BrowserMedia has also designed websites for the Republican National Committee (www.gop.org) and the New York Biotechnology Association (www.nyba.org) as well as for specialized companies like online stock photo agency Luxner News Inc., (www.luxner.com) and LightWave Communications (www.lightwavecomm.net), an optical telecom firm based in Laurel, Md.
"We also have a lot of brick-and-mortar companies, such as Chevy Chase Land Co., a commercial real-estate company that's over 100 years old," he said. "They came to us because they needed help with their website," he said, adding that "we try to host most of the sites we develop, not because it's a moneymaker but it makes it easier to maintain and develop when we're doing it on our own servers."
Whether or not your company needs a website isn't even an issue anymore, he said; not having one is like not having a telephone these days.
"But if you have one that's really amateurish, it's like a handwritten business card," said Gunther. "A website is not just about pretty pictures.

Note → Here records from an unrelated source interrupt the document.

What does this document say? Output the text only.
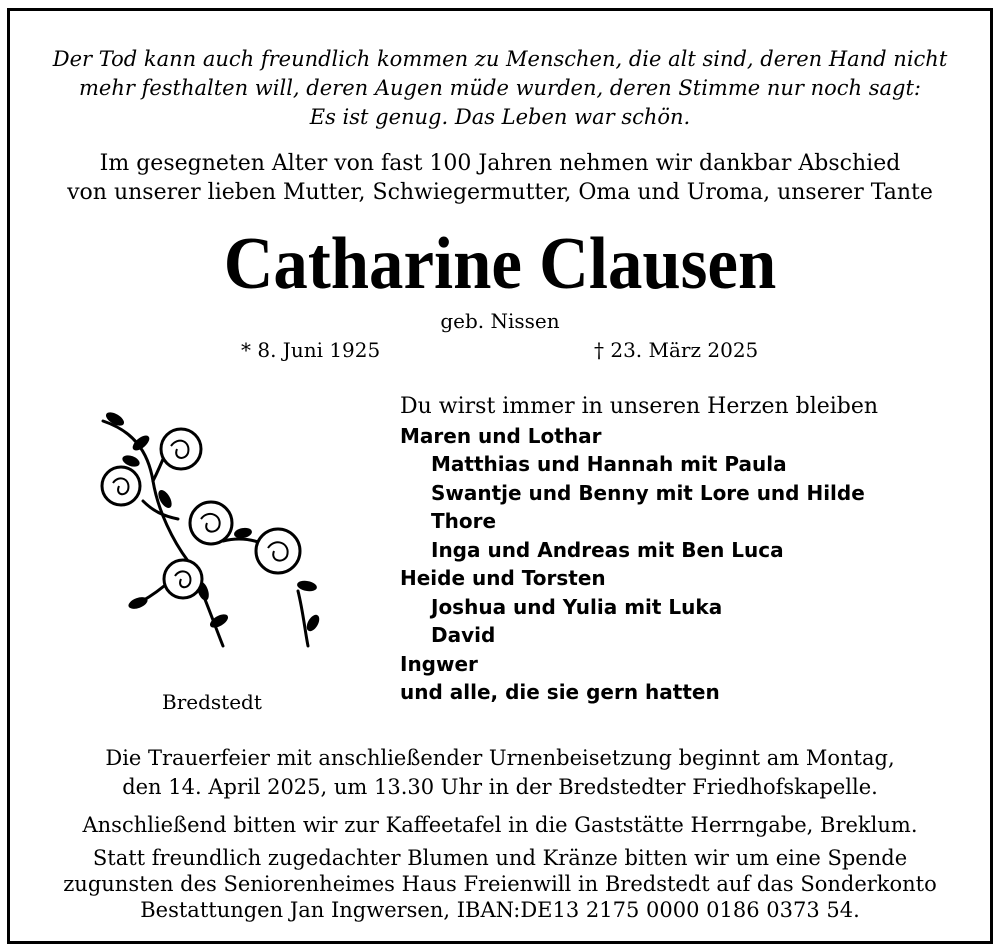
Der Tod kann auch freundlich kommen zu Menschen, die alt sind, deren Hand nicht
mehr festhalten will, deren Augen müde wurden, deren Stimme nur noch sagt:
Es ist genug. Das Leben war schön.
Im gesegneten Alter von fast 100 Jahren nehmen wir dankbar Abschied
von unserer lieben Mutter, Schwiegermutter, Oma und Uroma, unserer Tante
Catharine Clausen
geb. Nissen
* 8. Juni 1925	† 23. März 2025
Bredstedt
Du wirst immer in unseren Herzen bleiben
Maren und Lothar
Matthias und Hannah mit Paula
Swantje und Benny mit Lore und Hilde
Thore
Inga und Andreas mit Ben Luca
Heide und Torsten
Joshua und Yulia mit Luka
David
Ingwer
und alle, die sie gern hatten
Die Trauerfeier mit anschließender Urnenbeisetzung beginnt am Montag,
den 14. April 2025, um 13.30 Uhr in der Bredstedter Friedhofskapelle.
Anschließend bitten wir zur Kaffeetafel in die Gaststätte Herrngabe, Breklum.
Statt freundlich zugedachter Blumen und Kränze bitten wir um eine Spende
zugunsten des Seniorenheimes Haus Freienwill in Bredstedt auf das Sonderkonto
Bestattungen Jan Ingwersen, IBAN:DE13 2175 0000 0186 0373 54.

It's what you can do in terms of enhancing your service offerings. At this point, most companies have a website, but it's not professional or they're not using it for any purpose. There's no e-commerce going on, or if it's an association, there's no database that's useful for their members."
Where BrowserMedia makes its money is in building quality websites. Last year, it won kudos from Washington Business Forward, which named BrowserMedia as "the local Web design firm and e-business solutions provider that got the highest marks from our readers, who noted the company's attentive nature, great communications skills and timely delivery of projects."
Says Gunther: "What we've found recently is that people are coming to us, complaining that their current website company has either gone out of business or has been unresponsive. Someone has an idea for an online business, he finds a freelance programmer and then that guy dispappears. He's got a day job, or maybe it's over his head."
BrowserMedia charges a basic fee of $100 an hour for front-end work (this includes html programming and web design) and $150 an hour for "back-end" work (database management or custom programming).
"We build a detailed spec and do it on a project basis," says Gunther. "We can structure things so it's hourly, but most people prefer a flat fee so they know exactly how much it's going to cost.
Gunther, a Washington native, said he used his own money and built the business off of revenues.
"We didn't go out and get venture capital, so we don't have to support $300 an hour rates," he said. "The only ones we answer to are our clients and our bottom line."
Profits last year came to "several hundred thousand dollars," said Gunther, who adds that he has no interest in taking BrowserMedia public.
"When I started the business, it was just me and some independent contractors. I later saved up enough money to hire people full-time," he said, noting that his first employees were programmer Ann Rauscher and website designer Michael Benson -- both of whom are still with the company.
"The advantage with us," says Gunther, "is that we're not going anywhere, that you can reach us and that we've got enough people who specialize in each area to cover the whole kit and caboodle."